Calculate the heat required to raise the temperature of 2.0 kg of ice at -25˚C to 70.˚C?

(I keep on getting a value of #4.0 * 10^5# but the answer key says, #1.4 * 10^6 J#.

2 Answers
Jul 3, 2017

Answer:

#q = 4.0*10^5J#

I have a feeling you're right.

Explanation:

#q = mC_sDeltaT#

#q = (2.0*10^3g) * (2.06J/(g*°C)) * 95°C#
#q = 4.0*10^5J#

#1.4*10^6J = (2.0*10^3g) * C_s * 95°C#

If the answer key is "right", then the specific heat of ice is #7.368J*g^-1*°C^-1#. That doesn't sound accurate, so perhaps the key is wrong—maybe I'm missing something that someone else can catch!

Jul 3, 2017

Answer:

The heat required is #1.40 × 10^6color(white)(l) "J"#.

Explanation:

A typical heating curve of water is shown below.

www.kentchemistry.com

There are three separate heat transfers involved in this problem:

  • #q_1# = heat required to warm the ice from -25 °C to 0 °C (Point A to B in the diagram)
  • #q_2# = heat required to melt the ice to water at 0 °C (Point B to C)
  • #q_3# = heat required to warm the water from 0 °C to 70. °C (From Point C part way to Point D)

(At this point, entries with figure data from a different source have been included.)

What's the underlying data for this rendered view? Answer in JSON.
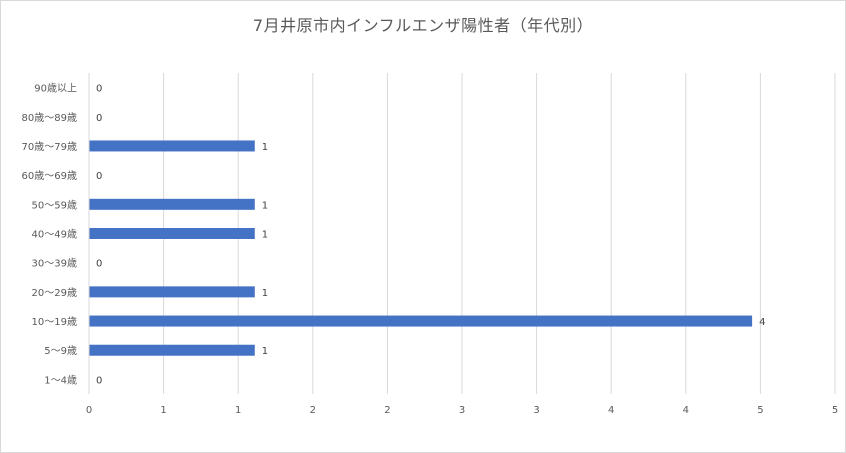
{
  "chart_data": {
    "type": "bar",
    "orientation": "horizontal",
    "title": "7月井原市内インフルエンザ陽性者（年代別）",
    "xlabel": "",
    "ylabel": "",
    "categories": [
      "90歳以上",
      "80歳～89歳",
      "70歳～79歳",
      "60歳～69歳",
      "50～59歳",
      "40～49歳",
      "30～39歳",
      "20～29歳",
      "10～19歳",
      "5～9歳",
      "1～4歳"
    ],
    "values": [
      0,
      0,
      1,
      0,
      1,
      1,
      0,
      1,
      4,
      1,
      0
    ],
    "data_labels": [
      "0",
      "0",
      "1",
      "0",
      "1",
      "1",
      "0",
      "1",
      "4",
      "1",
      "0"
    ],
    "xlim": [
      0,
      4.5
    ],
    "x_tick_labels": [
      "0",
      "1",
      "1",
      "2",
      "2",
      "3",
      "3",
      "4",
      "4",
      "5",
      "5"
    ],
    "grid": "vertical",
    "legend": "none",
    "bar_color": "#4472c4"
  }
}
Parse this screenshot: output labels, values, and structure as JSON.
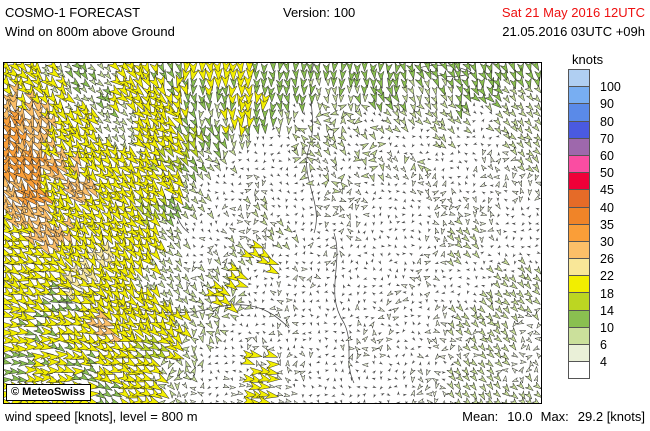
{
  "header": {
    "title": "COSMO-1 FORECAST",
    "subtitle": "Wind on 800m above Ground",
    "version": "Version: 100",
    "valid_date": "Sat 21 May 2016 12UTC",
    "valid_date_color": "#ee1010",
    "run_info": "21.05.2016 03UTC +09h"
  },
  "legend": {
    "title": "knots",
    "entries": [
      {
        "color": "#b0cff2",
        "label": "100"
      },
      {
        "color": "#78aef2",
        "label": "90"
      },
      {
        "color": "#5a8ae8",
        "label": "80"
      },
      {
        "color": "#4a5ae0",
        "label": "70"
      },
      {
        "color": "#9e68ac",
        "label": "60"
      },
      {
        "color": "#fa4da2",
        "label": "50"
      },
      {
        "color": "#ef0038",
        "label": "45"
      },
      {
        "color": "#e56b28",
        "label": "40"
      },
      {
        "color": "#f08428",
        "label": "35"
      },
      {
        "color": "#fa9e38",
        "label": "30"
      },
      {
        "color": "#fcbf68",
        "label": "26"
      },
      {
        "color": "#f9e798",
        "label": "22"
      },
      {
        "color": "#f2ee00",
        "label": "18"
      },
      {
        "color": "#bcd622",
        "label": "14"
      },
      {
        "color": "#8abf50",
        "label": "10"
      },
      {
        "color": "#cbe09b",
        "label": "6"
      },
      {
        "color": "#eaf0d8",
        "label": "4"
      },
      {
        "color": "#ffffff",
        "label": ""
      }
    ]
  },
  "map": {
    "copyright": "© MeteoSwiss",
    "background": "#ffffff",
    "border_color": "#000000",
    "line_color": "#3c3c3c",
    "palette": {
      "W": "#4a4a4a",
      "p": "#eaf0d8",
      "g": "#cbe09b",
      "G": "#8abf50",
      "L": "#bcd622",
      "Y": "#f2ee00",
      "P": "#f9e798",
      "T": "#fcbf68",
      "O": "#fa9e38"
    },
    "sizes": {
      "W": 4.2,
      "p": 6,
      "g": 8,
      "G": 10,
      "L": 11.5,
      "Y": 13,
      "P": 13.5,
      "T": 14.5,
      "O": 15.5
    },
    "dir_angles": {
      "0": 8,
      "1": 28,
      "2": 48,
      "3": 68,
      "4": 90
    },
    "grid": {
      "cols": 24,
      "rows": 15,
      "speed": [
        "YYgGgYYGYYYGGGGGGGGGGGGG",
        "TYYgGYYYGGYYGGggGGggGGgg",
        "OTYYggYYGgYGgWggWggggWgg",
        "OTYYYgYYLGgWWggWgWWgWWgg",
        "OOTYYYYLGgWWWgpWgpgWWppg",
        "TOYTYYYYgWWpWWgpWWppWWpp",
        "TTYYYYLGgWpgWWppWWWpppWW",
        "YTTYYYYgWWppgWWpWWWpgpWW",
        "YYYYPYYgWpgYWWpWWWWpgWWW",
        "YYYPYYggpgYWWpWWWWpWWWgg",
        "YYGYYYYggYgWpWWWWpWWWggg",
        "YGYYTYYYggWWpWWWpWWpgggp",
        "YYGYYYLYgWWpWWWppWWppggp",
        "GYYGYYYggWWYppWWWWpWggpp",
        "YYYYGYYgpWpYpWWWWWppgggg"
      ],
      "dir": [
        "222222334444444444333333",
        "322222234444444433333222",
        "33222222344443rr22222r22",
        "3322222233 44rr22rrr2rr22",
        "3322222222rrrr2rr2rrrrr2",
        "222222222rrr2rrrrrrrrrrr",
        "222222222rr2rrrrrrrrrrrr",
        "12222222rrrr2rrrrrrr2rrr",
        "11222222rr21rrrrrrrr2rrr",
        "11122222r21rrrrrrrrrrr22",
        "1111222221rrrrrrrrrrr222",
        "011112222rrrrrrrrrrr222r",
        "00111111rrrrrrrrrrrrr22r",
        "0001111rrrr0rrrrrrrr22rr",
        "0000111rrr000rrrrrrr2222"
      ]
    },
    "overlays": [
      "M310,0 C300,30 315,55 305,85 C295,115 320,140 310,170",
      "M150,30 C160,60 140,85 160,110 C175,130 165,155 185,170",
      "M85,225 C120,250 170,255 210,245 C250,235 270,250 285,265",
      "M330,170 C340,200 320,230 340,260 C350,280 340,300 350,320",
      "M35,230 C50,222 75,225 90,235 C75,243 48,242 35,230 Z",
      "M415,5 C430,0 455,2 468,10 C452,16 428,14 415,5 Z",
      "M60,120 C80,140 70,170 90,190"
    ]
  },
  "footer": {
    "left": "wind speed [knots], level = 800 m",
    "mean_label": "Mean:",
    "mean_value": "10.0",
    "max_label": "Max:",
    "max_value": "29.2 [knots]"
  }
}
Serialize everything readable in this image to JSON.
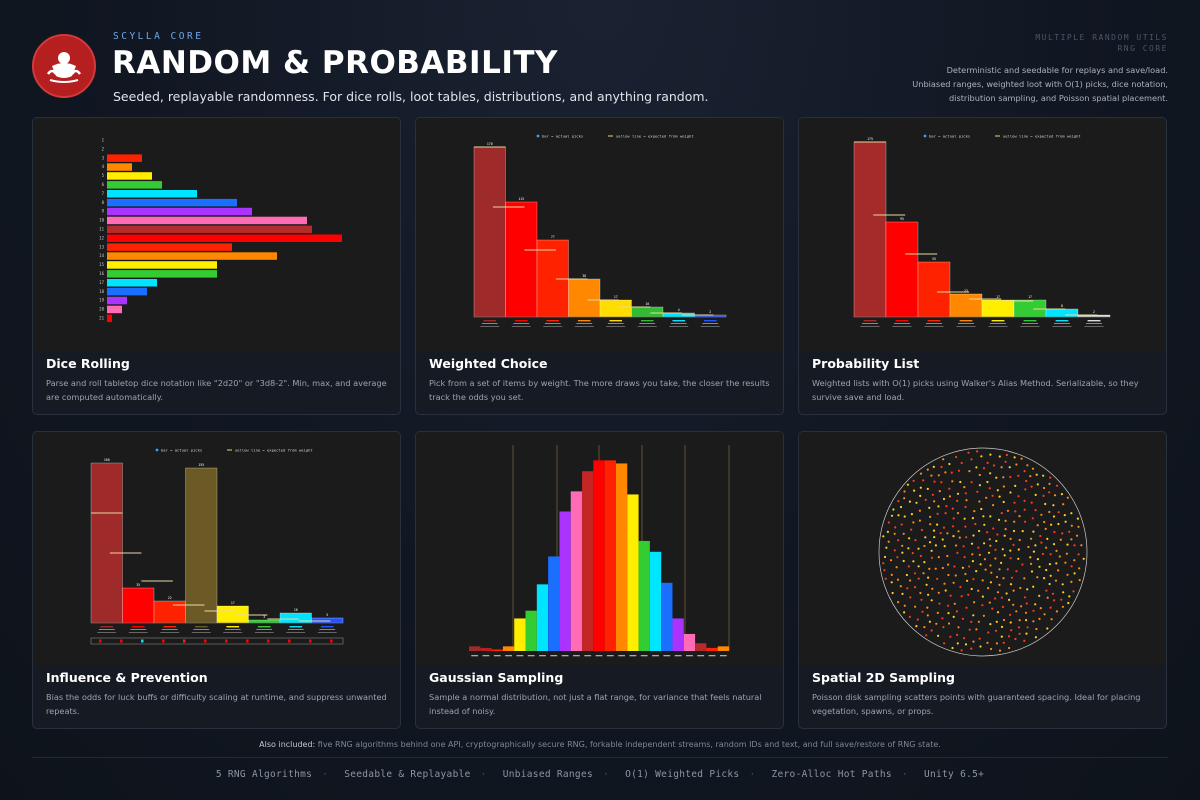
{
  "header": {
    "eyebrow": "SCYLLA CORE",
    "title": "RANDOM & PROBABILITY",
    "subtitle": "Seeded, replayable randomness. For dice rolls, loot tables, distributions, and anything random.",
    "right_line1": "MULTIPLE RANDOM UTILS",
    "right_line2": "RNG CORE",
    "right_desc": "Deterministic and seedable for replays and save/load. Unbiased ranges, weighted loot with O(1) picks, dice notation, distribution sampling, and Poisson spatial placement.",
    "logo_icon": "scylla-emblem-icon"
  },
  "cards": [
    {
      "title": "Dice Rolling",
      "desc": "Parse and roll tabletop dice notation like \"2d20\" or \"3d8-2\". Min, max, and average are computed automatically."
    },
    {
      "title": "Weighted Choice",
      "desc": "Pick from a set of items by weight. The more draws you take, the closer the results track the odds you set."
    },
    {
      "title": "Probability List",
      "desc": "Weighted lists with O(1) picks using Walker's Alias Method. Serializable, so they survive save and load."
    },
    {
      "title": "Influence & Prevention",
      "desc": "Bias the odds for luck buffs or difficulty scaling at runtime, and suppress unwanted repeats."
    },
    {
      "title": "Gaussian Sampling",
      "desc": "Sample a normal distribution, not just a flat range, for variance that feels natural instead of noisy."
    },
    {
      "title": "Spatial 2D Sampling",
      "desc": "Poisson disk sampling scatters points with guaranteed spacing. Ideal for placing vegetation, spawns, or props."
    }
  ],
  "chart_data": [
    {
      "type": "bar",
      "orientation": "horizontal",
      "categories": [
        "1",
        "2",
        "3",
        "4",
        "5",
        "6",
        "7",
        "8",
        "9",
        "10",
        "11",
        "12",
        "13",
        "14",
        "15",
        "16",
        "17",
        "18",
        "19",
        "20",
        "21"
      ],
      "values": [
        0,
        0,
        35,
        25,
        45,
        55,
        90,
        130,
        145,
        200,
        205,
        235,
        125,
        170,
        110,
        110,
        50,
        40,
        20,
        15,
        5
      ],
      "colors": [
        "#ff0000",
        "#ff0000",
        "#ff2200",
        "#ff8800",
        "#ffee00",
        "#33cc33",
        "#00e5ff",
        "#1a6fff",
        "#aa33ff",
        "#ff6bb5",
        "#b52a2a",
        "#ff0000",
        "#ff2200",
        "#ff8800",
        "#ffee00",
        "#33cc33",
        "#00e5ff",
        "#1a6fff",
        "#aa33ff",
        "#ff6bb5",
        "#ff0000"
      ]
    },
    {
      "type": "bar",
      "legend": [
        "bar = actual picks",
        "yellow line = expected from weight"
      ],
      "values": [
        170,
        115,
        77,
        38,
        17,
        10,
        4,
        2
      ],
      "expected": [
        170,
        110,
        67,
        38,
        17,
        10,
        4,
        2
      ],
      "colors": [
        "#9e2a2a",
        "#ff0000",
        "#ff2200",
        "#ff8800",
        "#ffdd00",
        "#33bb33",
        "#00e5ff",
        "#2255ff"
      ]
    },
    {
      "type": "bar",
      "legend": [
        "bar = actual picks",
        "yellow line = expected from weight"
      ],
      "values": [
        175,
        95,
        55,
        23,
        17,
        17,
        8,
        2
      ],
      "expected": [
        175,
        102,
        63,
        25,
        18,
        16,
        8,
        2
      ],
      "colors": [
        "#a52a2a",
        "#ff0000",
        "#ff2200",
        "#ff8800",
        "#ffee00",
        "#33cc33",
        "#00e5ff",
        "#dddddd"
      ]
    },
    {
      "type": "bar",
      "legend": [
        "bar = actual picks",
        "yellow line = expected from weight"
      ],
      "values": [
        160,
        35,
        22,
        155,
        17,
        3,
        10,
        5
      ],
      "expected": [
        110,
        70,
        42,
        18,
        12,
        8,
        4,
        2
      ],
      "colors": [
        "#9e2a2a",
        "#ff0000",
        "#ff2200",
        "#6b5a25",
        "#ffee00",
        "#33cc33",
        "#00e5ff",
        "#2255ff"
      ]
    },
    {
      "type": "bar",
      "values": [
        3,
        2,
        1,
        3,
        21,
        26,
        43,
        61,
        90,
        103,
        116,
        123,
        123,
        121,
        101,
        71,
        64,
        44,
        21,
        11,
        5,
        2,
        3
      ],
      "colors": [
        "#9e2a2a",
        "#b52020",
        "#ff2200",
        "#ff8800",
        "#ffee00",
        "#33cc33",
        "#00e5ff",
        "#1a6fff",
        "#aa33ff",
        "#ff6bb5",
        "#c42525",
        "#ff0000",
        "#ff2200",
        "#ff8800",
        "#ffee00",
        "#33cc33",
        "#00e5ff",
        "#1a6fff",
        "#aa33ff",
        "#ff6bb5",
        "#b52a2a",
        "#ff2200",
        "#ff8800"
      ]
    },
    {
      "type": "scatter",
      "shape": "circle",
      "point_colors": [
        "#ff3b1f",
        "#ff8c1a",
        "#ffd21f"
      ]
    }
  ],
  "footer": {
    "also_lead": "Also included:",
    "also_text": " five RNG algorithms behind one API, cryptographically secure RNG, forkable independent streams, random IDs and text, and full save/restore of RNG state.",
    "tags": [
      "5 RNG Algorithms",
      "Seedable & Replayable",
      "Unbiased Ranges",
      "O(1) Weighted Picks",
      "Zero-Alloc Hot Paths",
      "Unity 6.5+"
    ]
  }
}
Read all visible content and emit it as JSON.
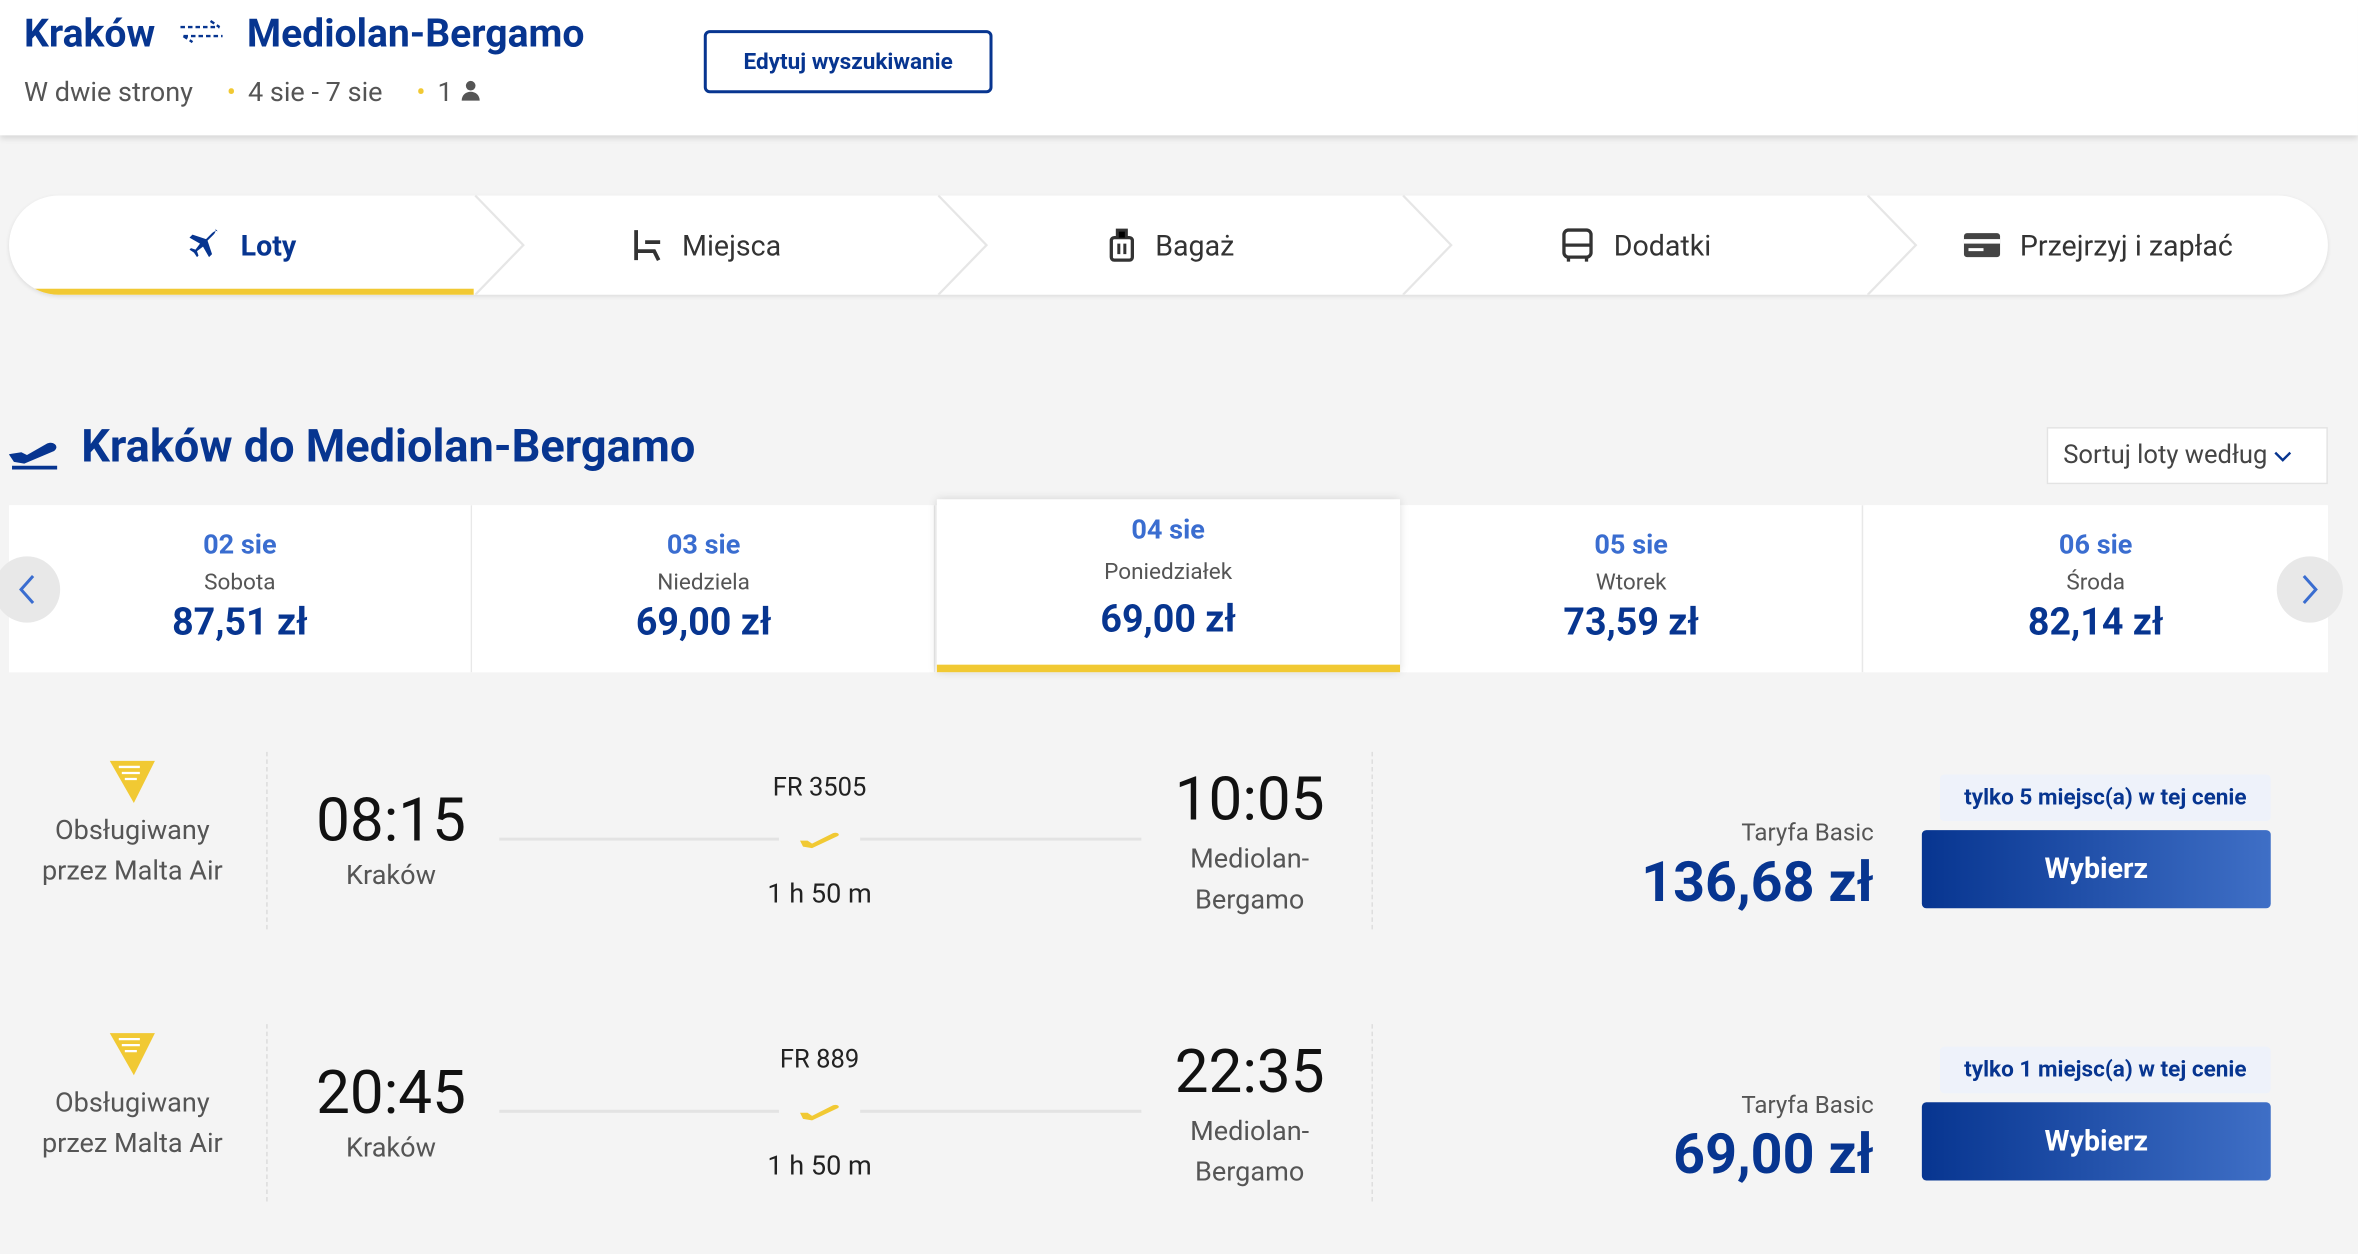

#q = q_1 + q_2 + q_3 = mc_1ΔT_1 + mΔ_text(fus)H + mc_3ΔT_3#

where

#q_1, q_2,# and #q_3# are the heats involved in each step

#m# is the mass of the sample

#ΔTcolor(white)(m) = T_"f" -T_"i"#

#c_1color(white)(mm) = "the specific heat capacity of ice" = "2.03 J·°C"^"-1""g"^"-1"#

#c_3color(white)(mm) = "the specific heat capacity of water" = "4.179 J·°C"^"-1""g"^"-1"#

#Δ_text(fus)H = "the enthalpy of fusion of ice" = 3.33 × 10^5 color(white)(l)"J·kg"^"-1"#

#bbq_1#

#ΔT_1 = "0 °C - (-25 °C)" = "25 °C"#

#q_1 = mc_1ΔT_1 = 2.0 × 10^3 color(red)(cancel(color(black)("g"))) × 2.03 color(white)(l)"J"·color(red)(cancel(color(black)( "°C"^"-1""g"^"-1"))) × 25 color(red)(cancel(color(black)("°C"))) = 1.02 × 10^5color(white)(l) "J"#

#bbq_2#

#q_2 = 2.0 color(red)(cancel(color(black)("kg"))) × 3.33 × 10^5color(white)(l) "J"·color(red)(cancel(color(black)("kg"^"-1"))) = 6.66 × 10^5color(white)(l) "J"#

#bbq_3#

#ΔT = "70. °C - 0 °C" = "70. °C"#

#q_3 = mcΔT = 2.0 × 10^3 color(red)(cancel(color(black)("g"))) × 4.179 color(white)(l)"J"·color(red)(cancel(color(black)( "°C"^"-1""g"^"-1"))) × 70. color(red)(cancel(color(black)("°C"))) = 5.85 × 10^5color(white)(l) "J"#

#q = q_1 + q_2 + q_3 = (1.02 + 6.66 + 5.85) × 10^5color(white)(l) "J" = 14.0 × 10^5color(white)(l) "J"#

#= 1.40 × 10^6color(white)(l) "J"#

The process absorbs #1.40 × 10^6color(white)(l) "J"# of heat.